To compare several groups at once keeping a fixed type I error, the analysis of variance calculates two types of variance i.e. the spread between numbers in a data set. The first is the variance within each group, what is done by calculating the variance between each observation in a group and this group mean. Then, it is calculated the variance between the groups, which, in turn, is done by calculating the variance between each group mean and the overall mean (the mean of all values in all groups).

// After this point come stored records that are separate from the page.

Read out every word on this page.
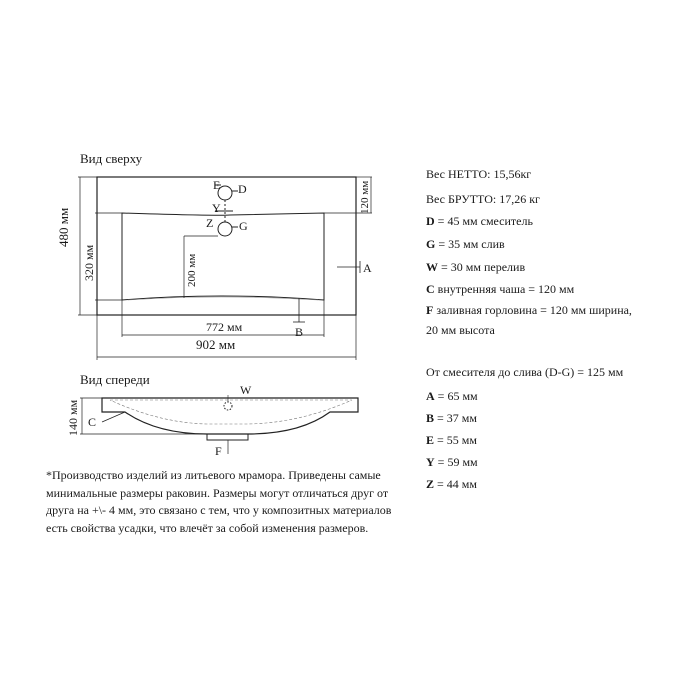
Вид сверху
480 мм
320 мм
120 мм
200 мм
772 мм
902 мм
E D
Y
Z G
A
B
Вид спереди
W
140 мм C
F
Вес НЕТТО: 15,56кг
Вес БРУТТО: 17,26 кг
D = 45 мм смеситель
G = 35 мм слив
W = 30 мм перелив
C внутренняя чаша = 120 мм
F заливная горловина = 120 мм ширина,
20 мм высота
От смесителя до слива (D-G) = 125 мм
A = 65 мм
B = 37 мм
E = 55 мм
Y = 59 мм
Z = 44 мм
*Производство изделий из литьевого мрамора. Приведены самые минимальные размеры раковин. Размеры могут отличаться друг от друга на +\- 4 мм, это связано с тем, что у композитных материалов есть свойства усадки, что влечёт за собой изменения размеров.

Finally, the ratio between the variance and the within variance (b/w) is calculated. If the ratio is large, it means the groups differ, if the ratio is low, it means the groups do not differ. Figure 4 illustrates very well this rationale. When the variance between groups is smaller than the variance within the group (Figure 4A), there is probably no difference among these groups. On the other hand, when the variance between groups is larger than the variance within the group (Figure 4B), there is probably a difference among them. To calculate if this ratio i.e. the difference among groups is statistically significant it is used the F-test. Similarly, to the t-test, several variables are used in this calculation and the mathematical details of this formula will not be covered by this editorial. Besides understanding the rationale behind the analysis of variance, it is also important to recognize that, although this test can inform if there is at least one group that differs from the others, it cannot state which is the different group and what is size or direction of this difference. For that, post-hoc tests are necessary, and we will discuss them later in this editorial.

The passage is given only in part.